Renegades (1930)
5/10
Not too bad, not too good!
29 December 2017
Warning: Spoilers
In 1930, we find Myrna Loy at Fox as the female lead in Victor Fleming's "Renegades" (available on an excellent 9/10 VintageFilmBuff DVD). By Fleming's standards, Renegades, although most elaborately staged and produced, is not terribly filmic. It has its moments. The action scenes are great. But these are often swamped by long dialogue interludes in which hammy actors like C. Henry Gordon, Warner Baxter, Noah Beery, Gregory Gaye and George Cooper demonstrate their theatrical abilities to remember multiple pages of ho-hum speeches.

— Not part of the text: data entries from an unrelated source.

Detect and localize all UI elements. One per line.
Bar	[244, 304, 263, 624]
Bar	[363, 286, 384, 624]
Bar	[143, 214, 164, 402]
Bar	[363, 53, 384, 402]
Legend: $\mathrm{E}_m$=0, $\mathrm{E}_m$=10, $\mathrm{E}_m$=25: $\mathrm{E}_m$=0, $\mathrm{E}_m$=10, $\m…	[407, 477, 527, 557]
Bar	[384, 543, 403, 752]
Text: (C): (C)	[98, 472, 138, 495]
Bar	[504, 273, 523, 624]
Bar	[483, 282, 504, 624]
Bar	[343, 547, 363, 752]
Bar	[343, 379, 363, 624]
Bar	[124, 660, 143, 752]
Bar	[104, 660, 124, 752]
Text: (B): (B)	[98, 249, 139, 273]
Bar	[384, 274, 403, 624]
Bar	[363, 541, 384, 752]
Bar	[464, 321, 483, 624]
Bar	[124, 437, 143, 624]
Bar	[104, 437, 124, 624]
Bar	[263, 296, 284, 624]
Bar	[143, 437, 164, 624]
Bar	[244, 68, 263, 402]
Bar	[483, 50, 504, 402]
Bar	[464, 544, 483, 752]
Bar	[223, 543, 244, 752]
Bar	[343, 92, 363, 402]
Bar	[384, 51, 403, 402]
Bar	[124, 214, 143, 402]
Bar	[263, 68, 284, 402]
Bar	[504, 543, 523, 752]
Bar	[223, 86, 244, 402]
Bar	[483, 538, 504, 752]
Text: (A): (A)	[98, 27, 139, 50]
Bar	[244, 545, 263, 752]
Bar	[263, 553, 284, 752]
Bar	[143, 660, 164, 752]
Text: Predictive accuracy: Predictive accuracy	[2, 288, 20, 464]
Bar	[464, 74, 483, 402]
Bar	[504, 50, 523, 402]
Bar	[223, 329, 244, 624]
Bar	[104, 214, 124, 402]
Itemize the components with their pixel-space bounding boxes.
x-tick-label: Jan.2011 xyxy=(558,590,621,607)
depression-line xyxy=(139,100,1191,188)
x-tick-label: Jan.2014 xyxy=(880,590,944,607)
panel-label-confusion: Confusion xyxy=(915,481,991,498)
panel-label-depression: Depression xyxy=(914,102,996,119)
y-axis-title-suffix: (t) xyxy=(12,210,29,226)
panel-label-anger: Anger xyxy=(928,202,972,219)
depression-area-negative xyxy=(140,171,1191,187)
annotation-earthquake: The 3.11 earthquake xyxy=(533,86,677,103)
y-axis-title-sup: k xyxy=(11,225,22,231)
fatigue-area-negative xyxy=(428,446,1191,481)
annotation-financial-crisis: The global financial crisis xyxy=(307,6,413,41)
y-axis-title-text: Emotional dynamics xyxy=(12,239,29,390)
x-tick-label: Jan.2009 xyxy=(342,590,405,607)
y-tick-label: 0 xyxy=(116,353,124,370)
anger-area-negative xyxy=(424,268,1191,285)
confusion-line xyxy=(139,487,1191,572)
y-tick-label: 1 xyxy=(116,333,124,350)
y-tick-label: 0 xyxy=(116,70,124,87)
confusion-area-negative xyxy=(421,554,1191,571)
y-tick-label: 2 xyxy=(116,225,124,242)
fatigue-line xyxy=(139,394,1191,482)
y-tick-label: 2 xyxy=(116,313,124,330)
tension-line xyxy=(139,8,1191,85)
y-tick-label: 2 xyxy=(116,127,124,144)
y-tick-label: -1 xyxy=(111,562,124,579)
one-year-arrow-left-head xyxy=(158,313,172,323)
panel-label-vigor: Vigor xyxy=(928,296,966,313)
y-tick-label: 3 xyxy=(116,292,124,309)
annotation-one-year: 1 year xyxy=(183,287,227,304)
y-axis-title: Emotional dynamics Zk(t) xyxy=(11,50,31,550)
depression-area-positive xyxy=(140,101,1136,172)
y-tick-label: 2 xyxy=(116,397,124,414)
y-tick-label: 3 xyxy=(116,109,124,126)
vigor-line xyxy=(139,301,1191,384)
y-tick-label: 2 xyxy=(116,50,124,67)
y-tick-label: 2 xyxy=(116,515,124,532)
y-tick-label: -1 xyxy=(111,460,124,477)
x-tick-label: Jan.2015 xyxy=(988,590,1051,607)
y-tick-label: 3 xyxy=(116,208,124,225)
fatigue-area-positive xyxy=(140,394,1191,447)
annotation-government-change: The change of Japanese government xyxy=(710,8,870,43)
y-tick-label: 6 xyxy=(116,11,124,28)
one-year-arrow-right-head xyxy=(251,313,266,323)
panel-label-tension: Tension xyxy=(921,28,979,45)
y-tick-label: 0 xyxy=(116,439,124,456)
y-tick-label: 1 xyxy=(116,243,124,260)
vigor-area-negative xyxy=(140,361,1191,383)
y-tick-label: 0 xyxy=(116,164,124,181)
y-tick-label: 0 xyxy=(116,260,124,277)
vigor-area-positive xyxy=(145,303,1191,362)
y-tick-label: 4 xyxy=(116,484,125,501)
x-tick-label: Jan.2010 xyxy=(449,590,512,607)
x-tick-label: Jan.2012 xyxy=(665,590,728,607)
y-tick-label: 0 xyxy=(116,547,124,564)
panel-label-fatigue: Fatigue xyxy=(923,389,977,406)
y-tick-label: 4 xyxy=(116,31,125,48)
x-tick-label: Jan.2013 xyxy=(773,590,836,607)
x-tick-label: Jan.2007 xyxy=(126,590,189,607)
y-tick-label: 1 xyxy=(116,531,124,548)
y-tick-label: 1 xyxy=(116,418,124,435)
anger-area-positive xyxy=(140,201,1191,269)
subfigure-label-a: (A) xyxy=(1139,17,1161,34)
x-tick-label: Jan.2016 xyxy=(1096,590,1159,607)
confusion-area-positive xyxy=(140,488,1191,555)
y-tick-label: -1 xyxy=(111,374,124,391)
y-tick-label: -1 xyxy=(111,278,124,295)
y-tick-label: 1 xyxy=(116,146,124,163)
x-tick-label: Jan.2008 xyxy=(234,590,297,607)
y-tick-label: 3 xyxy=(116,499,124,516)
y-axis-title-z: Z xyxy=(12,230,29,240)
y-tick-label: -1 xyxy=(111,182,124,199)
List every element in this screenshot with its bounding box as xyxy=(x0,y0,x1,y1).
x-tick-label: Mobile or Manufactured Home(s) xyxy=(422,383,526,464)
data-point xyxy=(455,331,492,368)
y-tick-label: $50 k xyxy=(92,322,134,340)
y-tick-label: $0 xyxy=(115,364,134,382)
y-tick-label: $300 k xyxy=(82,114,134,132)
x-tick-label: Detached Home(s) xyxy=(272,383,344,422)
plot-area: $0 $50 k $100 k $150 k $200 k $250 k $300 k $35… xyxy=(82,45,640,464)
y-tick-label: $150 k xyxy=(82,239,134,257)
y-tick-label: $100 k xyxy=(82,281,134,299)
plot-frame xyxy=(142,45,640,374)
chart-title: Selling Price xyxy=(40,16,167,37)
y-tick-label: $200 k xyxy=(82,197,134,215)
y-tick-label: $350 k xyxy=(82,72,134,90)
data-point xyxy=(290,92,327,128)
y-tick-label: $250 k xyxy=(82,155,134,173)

Oddly, the one actor to come out with some credit in this talkfest of interminable shouting and instant Foreign Legion information, is Bela Lugosi, of all people! Lugosi plays the villain with such comparative subtlety, he is almost overlooked.

Myrna Loy's role is equally evil, small yet super important. Like Lugosi, she holds her head up well.

"Renegades" was undoubtedly appreciated back in 1930 as a comparatively novel, fresh and even adventurously spectacular Foreign Legion epic in the tradition of "Beau Geste"; but today it lumbers awkwardly across the screen as an impossibly slow, static and over-loquacious dud.